The following is an excerpt of a so-far unfinished book/report of mine called The Visuals of Sales. I may actually release it some time, but for now feast your eyes on this:
Which Colors Matter In Getting A Sale Or A Conversion
The proper use of color in copy is a really, really underrated art.
Whenever I bring this topic up, most people think of yellow highlight and red headlines. Sure, those have their place but it’s hardly the whole story.
If you remember nothing else from this topic, remember the ‘Facebook principle’.
Do you think it’s a coincidence that the most popular, most addictive social network in the world is using ONLY two colors on their site?
And no, I don’t mean black and white. Sure, you need those for the sheer readability of text, but that’s not what I’m talking about.
I’m talking about DARK BLUE and BRIGHT RED.
Facebook uses a big dark blue banner to frame the whole screen area, and tiny bright red squares superimposed on it to notify of updates.
But the contrast between the two is far from being the whole story. Let’s examine these two highly important colors in some more detail now.
Why Exactly Dark Blue And Fire Engine Red?
DARK BLUE is a color that denotes trust, comfort, tradition, trustworthiness, and authority.
Why do you think the police forces around the world tend to use blue in their uniforms and vehicles? It is hard-wired into humans that dark blue marks something trustworthy. Why would you be wary of Blueberry pie? What about blues music? Are you beginning to see the soothing common thread?

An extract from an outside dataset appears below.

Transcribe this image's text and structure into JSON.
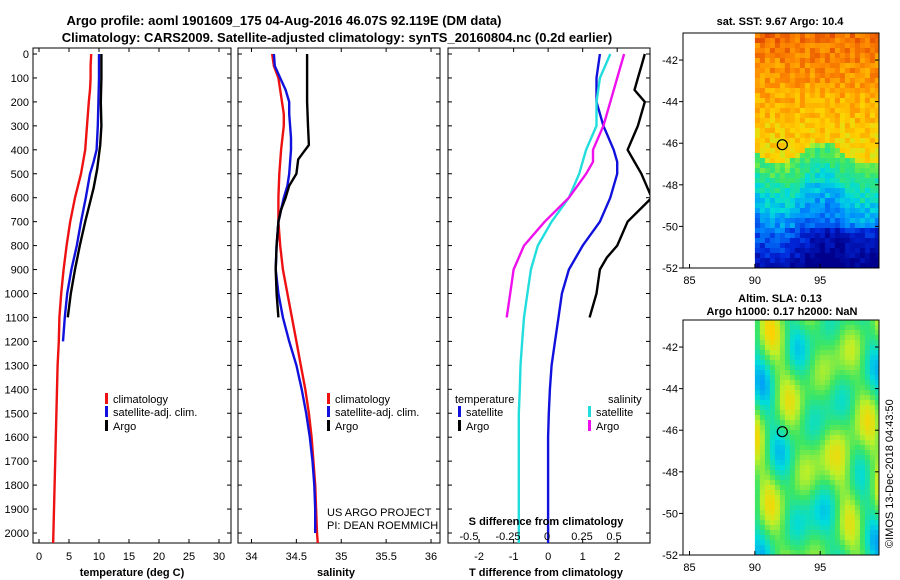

In sales copy, dark blue is great for headlines, subheadings and I would even test using dark blue for body copy, instead of black .
I’ve had many pleasant surprises with this color, it works in such a subtle way. Use it conservatively, and it’ll work for you too.
BRIGHT RED is a color that traditionally denotes feelings of extreme alert.
Blood, war, passion, upwelling of emotion… everything that really ‘gets in your face’.
In ancient Sanskrit, the same word root word is used for both blood (rakta) and passion (raga) and many other things within a similar theme.
All this is to say – if you want attention, bright red is hard-wired into us to take notice. But beware – overuse of it can also be a turnoff, because you can’t overload the system either. Hence Facebook’s tiny, tiny red squares.
If you have a long sprawling headline, be sure to test before you run it on fire-engine red. On the other hand, it’s great for ‘telegraphing the prospect’, like this:
New solution promises to sedate your customers in 5 seconds….
You get the picture.
Also, bright red can be great for the legend text below images – when you really want to make a point with the picture. Legend text can be like a mini headline used to great effect, bright red can help pop it out of the page.
By the way, have you noticed it’s not just Facebook that’s predominantly blue. Twitter, Tumblr, Paypal… need I say more? You’ll be in pretty good company!
PS. If you want further proof, check out some old-time sales pages that keep selling year after year – and sure enough you’ll find that indeed, they use blue for comfort and red to get attention and/or elicit response. And that’s about it. Case in point: Instant Sales Letters by Yanik Silver. Or, pretty much anything from Perry Marshall.